The successful candidate(s) require an in-depth understanding of data-science concepts and issues with a working knowledge and experience with unstructured data (images and text). They will take the lead in solving complex data-science problems and issues, and guide and mentor others with these requirements.
Our Ideal Job Seeker provides advice to the organisation on data science issues including the following knowledge areas:
* Applies knowledge in mathematics, such as Linear Algebra and Calculus.
* Applies knowledge in statistics, such as Multivariate Statistics and Bayesian Probability Theory.
* Applies computer programming skills with a diverse range of languages such as R, Python, Scala, Java, C/C++, et cetera.
* Applies technical knowledge and experience in various data science areas such as artificial intelligence, machine learning, data mining, text mining, image processing, data visualisation, statistical modelling and behavioural analytics.
* Applies experience in data and system engineering, including data pipeline and end-to-end system engineering, to train and productionise analytical models.
* Applies experience in system administration, including assuring privacy, growing and shrinking cluster, installing hardware and software, and ensuring data properly replicated.
* Applies technical expertise to support our Big Data Analytics capability, such as the Hadoop Ecosystem.
Critically the Job Seeker will have:
* Practical Experience -demonstrable practical experience using Machine Learning and Artificial Intelligence techniques, and delivery of analytical solutions to business clients.
* Will be required to apply for a Baseline clearance (or already hold one).
* Language; A proficient and well-defined knowledge of SQL and, either R, or, Python statistical programming languages. Additionally, Java skills will be highly advantageous. Professional commitment and skills of maintaining code quality.
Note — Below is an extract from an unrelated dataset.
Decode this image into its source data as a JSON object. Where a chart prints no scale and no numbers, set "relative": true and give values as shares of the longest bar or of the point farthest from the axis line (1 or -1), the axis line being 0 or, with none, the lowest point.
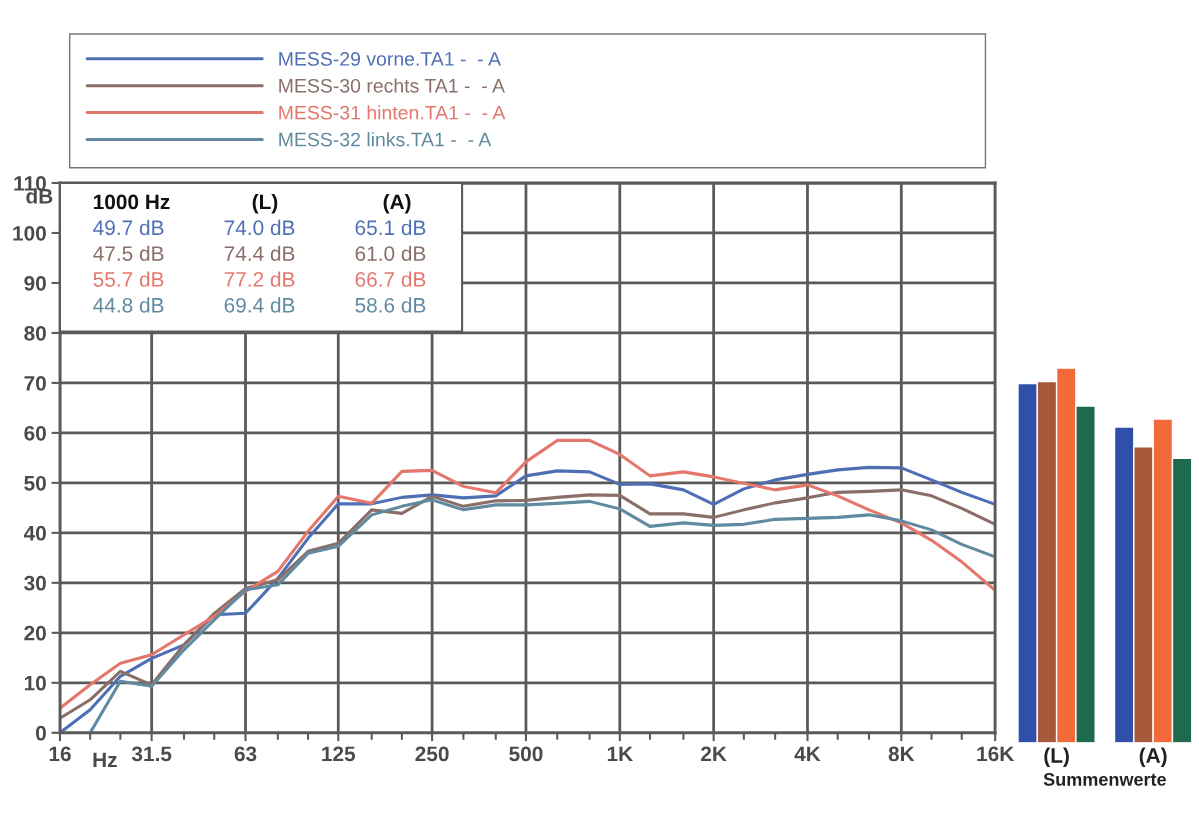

* Data; An ability to work with datasets of all types and formats specifically images and unstructured text. An understanding of data scales and sizes and related techniques, risks and impacts.
* Tools; Experience with Hadoop/Spark, Solr, Tika, Tesseract, Hive, Impala, TensorFlow, D3JS, R Shiny, Superset.
- An ability to produce business-ready output with key action items
- An understanding of the software development life cycle (SDLC) processes
- An awareness of deployment using Git and a CI pipeline